Conclusion for Kafka Consumers on Linux:
- Efficient Resource Usage: Linux is shown to handle Kafka consumer tasks with efficient CPU usage and a stable memory footprint.
- Superior Throughput: The 33,333 messages/second throughput shows Linux can handle very high message ingestion rates, making it suitable for data-intensive Kafka streams.
- Low Latency: The minimal lag in forwarding Kafka messages indicates that Linux performs well under real-time processing demands.
- Optimized for Network and Threads: Balanced network data handling and stable thread management further highlight Linux’s ability to maintain performance under high workloads.
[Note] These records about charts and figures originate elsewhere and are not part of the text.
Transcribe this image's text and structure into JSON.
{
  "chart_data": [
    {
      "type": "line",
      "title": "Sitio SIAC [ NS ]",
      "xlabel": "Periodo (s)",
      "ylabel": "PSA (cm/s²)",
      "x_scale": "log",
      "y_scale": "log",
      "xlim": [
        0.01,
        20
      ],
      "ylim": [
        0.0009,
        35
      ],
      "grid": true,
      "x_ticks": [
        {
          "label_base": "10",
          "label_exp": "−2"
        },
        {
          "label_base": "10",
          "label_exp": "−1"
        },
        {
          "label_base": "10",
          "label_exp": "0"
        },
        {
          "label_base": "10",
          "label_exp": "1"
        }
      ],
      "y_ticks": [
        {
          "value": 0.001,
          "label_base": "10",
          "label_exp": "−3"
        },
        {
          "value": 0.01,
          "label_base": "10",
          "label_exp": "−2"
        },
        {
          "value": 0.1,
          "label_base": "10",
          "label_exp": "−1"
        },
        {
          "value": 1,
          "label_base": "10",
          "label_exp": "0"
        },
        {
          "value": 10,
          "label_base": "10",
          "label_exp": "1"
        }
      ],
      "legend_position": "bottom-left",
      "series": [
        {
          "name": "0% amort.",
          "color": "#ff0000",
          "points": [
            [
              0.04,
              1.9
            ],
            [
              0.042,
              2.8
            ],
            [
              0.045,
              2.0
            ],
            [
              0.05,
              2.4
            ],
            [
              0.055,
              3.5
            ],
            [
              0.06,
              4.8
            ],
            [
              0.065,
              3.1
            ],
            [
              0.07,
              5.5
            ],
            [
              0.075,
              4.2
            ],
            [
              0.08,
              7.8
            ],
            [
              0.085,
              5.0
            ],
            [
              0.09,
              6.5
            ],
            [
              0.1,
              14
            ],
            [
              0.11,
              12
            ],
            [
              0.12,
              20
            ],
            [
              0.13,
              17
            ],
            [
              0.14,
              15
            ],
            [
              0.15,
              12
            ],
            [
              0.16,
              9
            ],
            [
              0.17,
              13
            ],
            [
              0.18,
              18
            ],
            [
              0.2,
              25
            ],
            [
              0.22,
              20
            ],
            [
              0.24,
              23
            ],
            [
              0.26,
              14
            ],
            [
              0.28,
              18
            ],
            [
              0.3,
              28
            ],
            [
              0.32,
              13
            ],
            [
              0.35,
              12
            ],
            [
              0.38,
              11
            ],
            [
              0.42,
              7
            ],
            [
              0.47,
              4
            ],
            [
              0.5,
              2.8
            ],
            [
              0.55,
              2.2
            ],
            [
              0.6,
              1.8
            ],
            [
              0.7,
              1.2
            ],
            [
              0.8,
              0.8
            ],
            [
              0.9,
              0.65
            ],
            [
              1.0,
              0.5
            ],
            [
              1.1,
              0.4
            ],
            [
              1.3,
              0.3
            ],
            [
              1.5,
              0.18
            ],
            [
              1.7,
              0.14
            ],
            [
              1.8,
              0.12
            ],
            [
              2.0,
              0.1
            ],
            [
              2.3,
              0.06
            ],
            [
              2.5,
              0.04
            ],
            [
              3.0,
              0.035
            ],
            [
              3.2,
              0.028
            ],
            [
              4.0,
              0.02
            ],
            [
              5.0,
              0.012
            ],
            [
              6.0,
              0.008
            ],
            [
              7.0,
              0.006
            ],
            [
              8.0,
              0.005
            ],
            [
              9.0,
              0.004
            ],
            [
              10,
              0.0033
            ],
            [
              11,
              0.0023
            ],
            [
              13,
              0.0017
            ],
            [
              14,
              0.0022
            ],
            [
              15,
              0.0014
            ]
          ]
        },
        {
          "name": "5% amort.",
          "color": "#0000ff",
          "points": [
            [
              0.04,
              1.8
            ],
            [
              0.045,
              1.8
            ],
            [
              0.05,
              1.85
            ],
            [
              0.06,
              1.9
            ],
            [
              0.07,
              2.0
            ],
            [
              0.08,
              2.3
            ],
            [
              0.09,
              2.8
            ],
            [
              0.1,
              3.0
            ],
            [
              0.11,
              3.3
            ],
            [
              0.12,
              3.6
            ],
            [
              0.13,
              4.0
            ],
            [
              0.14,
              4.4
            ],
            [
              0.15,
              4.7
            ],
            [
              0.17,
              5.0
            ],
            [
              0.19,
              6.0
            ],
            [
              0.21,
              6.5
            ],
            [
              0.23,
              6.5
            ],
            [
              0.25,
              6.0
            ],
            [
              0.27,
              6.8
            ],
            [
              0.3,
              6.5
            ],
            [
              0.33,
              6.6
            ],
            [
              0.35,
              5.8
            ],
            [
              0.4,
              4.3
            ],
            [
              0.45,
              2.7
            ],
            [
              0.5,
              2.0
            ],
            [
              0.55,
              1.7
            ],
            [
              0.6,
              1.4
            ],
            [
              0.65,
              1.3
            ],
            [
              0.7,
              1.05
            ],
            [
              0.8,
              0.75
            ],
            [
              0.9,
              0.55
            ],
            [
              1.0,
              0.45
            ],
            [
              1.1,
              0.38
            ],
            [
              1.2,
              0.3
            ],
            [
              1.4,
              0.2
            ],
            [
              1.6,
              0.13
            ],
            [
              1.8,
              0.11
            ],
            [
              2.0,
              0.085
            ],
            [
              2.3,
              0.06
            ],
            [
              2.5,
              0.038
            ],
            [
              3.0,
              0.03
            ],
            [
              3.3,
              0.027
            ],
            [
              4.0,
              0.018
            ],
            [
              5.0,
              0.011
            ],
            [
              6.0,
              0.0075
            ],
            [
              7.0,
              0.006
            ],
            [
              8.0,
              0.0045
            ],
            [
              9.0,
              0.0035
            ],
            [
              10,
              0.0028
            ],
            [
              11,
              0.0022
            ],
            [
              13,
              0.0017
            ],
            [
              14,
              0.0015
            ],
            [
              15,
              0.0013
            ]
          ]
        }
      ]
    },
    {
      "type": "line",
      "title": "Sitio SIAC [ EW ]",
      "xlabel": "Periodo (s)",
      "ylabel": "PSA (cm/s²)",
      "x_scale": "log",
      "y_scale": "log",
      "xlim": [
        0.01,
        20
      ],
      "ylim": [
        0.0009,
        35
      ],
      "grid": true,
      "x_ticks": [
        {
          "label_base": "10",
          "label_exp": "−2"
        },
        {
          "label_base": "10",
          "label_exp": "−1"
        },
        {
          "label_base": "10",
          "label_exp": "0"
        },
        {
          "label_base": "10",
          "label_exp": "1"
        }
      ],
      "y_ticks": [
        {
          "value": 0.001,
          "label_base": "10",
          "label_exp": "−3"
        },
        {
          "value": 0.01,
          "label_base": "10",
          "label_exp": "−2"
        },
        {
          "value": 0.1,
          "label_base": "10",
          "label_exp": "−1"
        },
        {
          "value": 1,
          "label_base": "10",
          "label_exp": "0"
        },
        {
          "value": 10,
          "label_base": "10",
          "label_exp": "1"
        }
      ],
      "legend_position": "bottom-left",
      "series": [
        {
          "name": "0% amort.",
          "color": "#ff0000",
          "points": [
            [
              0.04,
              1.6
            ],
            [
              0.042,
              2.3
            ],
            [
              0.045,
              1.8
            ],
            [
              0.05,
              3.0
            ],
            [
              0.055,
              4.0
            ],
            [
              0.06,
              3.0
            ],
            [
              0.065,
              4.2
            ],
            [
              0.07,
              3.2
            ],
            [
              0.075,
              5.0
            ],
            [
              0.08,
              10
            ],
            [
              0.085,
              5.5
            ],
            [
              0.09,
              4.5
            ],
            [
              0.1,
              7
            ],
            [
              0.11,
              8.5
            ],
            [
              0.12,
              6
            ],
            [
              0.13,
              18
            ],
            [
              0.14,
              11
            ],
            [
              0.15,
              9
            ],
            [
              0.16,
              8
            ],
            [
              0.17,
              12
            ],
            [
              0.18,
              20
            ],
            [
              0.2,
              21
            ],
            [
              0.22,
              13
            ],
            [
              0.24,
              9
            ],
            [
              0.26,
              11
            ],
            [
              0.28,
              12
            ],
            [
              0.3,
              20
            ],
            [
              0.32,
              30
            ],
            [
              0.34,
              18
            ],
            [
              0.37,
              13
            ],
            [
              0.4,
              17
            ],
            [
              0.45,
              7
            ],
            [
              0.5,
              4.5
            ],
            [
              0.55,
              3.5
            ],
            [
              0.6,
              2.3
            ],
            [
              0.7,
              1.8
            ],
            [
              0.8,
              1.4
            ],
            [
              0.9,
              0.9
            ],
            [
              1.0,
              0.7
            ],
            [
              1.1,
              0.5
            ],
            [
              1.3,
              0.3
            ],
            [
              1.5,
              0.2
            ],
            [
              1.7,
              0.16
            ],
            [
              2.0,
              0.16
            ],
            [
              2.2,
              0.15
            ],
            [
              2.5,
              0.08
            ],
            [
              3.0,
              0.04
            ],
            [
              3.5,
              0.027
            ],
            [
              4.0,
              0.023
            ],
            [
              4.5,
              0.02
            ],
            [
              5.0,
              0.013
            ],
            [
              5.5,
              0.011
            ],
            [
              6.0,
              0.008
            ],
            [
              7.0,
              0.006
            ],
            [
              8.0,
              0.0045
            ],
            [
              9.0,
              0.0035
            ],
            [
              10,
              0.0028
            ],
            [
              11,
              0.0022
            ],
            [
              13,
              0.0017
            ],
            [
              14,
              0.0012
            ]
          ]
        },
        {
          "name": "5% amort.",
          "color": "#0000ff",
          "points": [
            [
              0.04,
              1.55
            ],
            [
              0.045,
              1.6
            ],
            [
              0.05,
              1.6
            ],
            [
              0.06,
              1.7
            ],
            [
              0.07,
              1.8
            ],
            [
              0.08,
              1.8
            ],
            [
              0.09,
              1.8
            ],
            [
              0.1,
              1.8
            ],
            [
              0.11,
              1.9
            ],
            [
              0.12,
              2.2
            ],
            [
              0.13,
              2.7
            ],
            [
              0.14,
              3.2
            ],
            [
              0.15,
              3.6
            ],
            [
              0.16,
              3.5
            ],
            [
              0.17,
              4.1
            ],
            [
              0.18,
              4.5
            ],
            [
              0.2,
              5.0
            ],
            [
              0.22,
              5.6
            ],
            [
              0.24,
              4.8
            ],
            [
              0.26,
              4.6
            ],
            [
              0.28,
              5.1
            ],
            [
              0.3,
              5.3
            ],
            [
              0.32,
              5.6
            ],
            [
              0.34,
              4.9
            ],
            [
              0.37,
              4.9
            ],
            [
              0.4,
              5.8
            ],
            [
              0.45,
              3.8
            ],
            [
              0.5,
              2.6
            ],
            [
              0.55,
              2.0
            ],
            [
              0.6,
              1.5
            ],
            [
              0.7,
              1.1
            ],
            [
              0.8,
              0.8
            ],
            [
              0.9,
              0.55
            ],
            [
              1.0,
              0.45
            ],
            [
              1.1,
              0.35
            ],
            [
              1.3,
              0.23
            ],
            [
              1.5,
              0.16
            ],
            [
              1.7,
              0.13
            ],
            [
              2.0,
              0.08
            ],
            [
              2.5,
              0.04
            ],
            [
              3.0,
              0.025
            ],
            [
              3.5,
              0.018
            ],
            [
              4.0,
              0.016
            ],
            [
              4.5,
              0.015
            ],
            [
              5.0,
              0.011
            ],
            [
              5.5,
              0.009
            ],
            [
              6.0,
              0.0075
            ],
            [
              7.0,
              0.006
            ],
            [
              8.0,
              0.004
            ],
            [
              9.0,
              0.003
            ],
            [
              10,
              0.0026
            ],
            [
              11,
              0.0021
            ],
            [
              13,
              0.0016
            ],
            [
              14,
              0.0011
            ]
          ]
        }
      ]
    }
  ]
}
Overall, Linux is an excellent environment for running Kafka consumers, especially in scenarios that demand high throughput, low latency, and efficient resource management.
Key Observations:
- CPU Usage:
- Linux shows significantly lower CPU usage (113.98%) compared to Windows (268.01%), indicating that the process is more CPU-efficient on Linux.
- Memory Usage:
- Linux uses slightly more memory (522 MB) than Windows (497.3 MB), but the difference is minimal.
- Network Data:
- Linux sends less data (59.6 MB) than Windows (120 MB) but also receives less data (113 MB vs 168 MB). This could indicate different network handling efficiencies or workload patterns.
- Threads:
- The number of threads is almost identical between the two environments, so thread management is consistent.
- Kafka Message Timing:
- Linux processed Kafka messages earlier (13:49:25) than Windows (14:56:33). The processing duration is almost the same, but Linux starts earlier.
- Consumption Rate:
- Linux has a much higher message consumption rate (33,333 messages/second) than Windows (16,667 messages/second). This suggests that Linux is significantly more efficient in handling Kafka messages.
Conclusion:
- Linux demonstrates better performance overall in terms of CPU usage and message consumption rate. Despite similar memory usage, Linux handles Kafka message forwarding faster and consumes more messages per second.
- Windows consumes significantly more CPU resources and handles Kafka messages at a slower rate, making it less efficient for high-performance use cases.
If high throughput and CPU efficiency are critical, Linux would be the better environment for this application based on these metrics.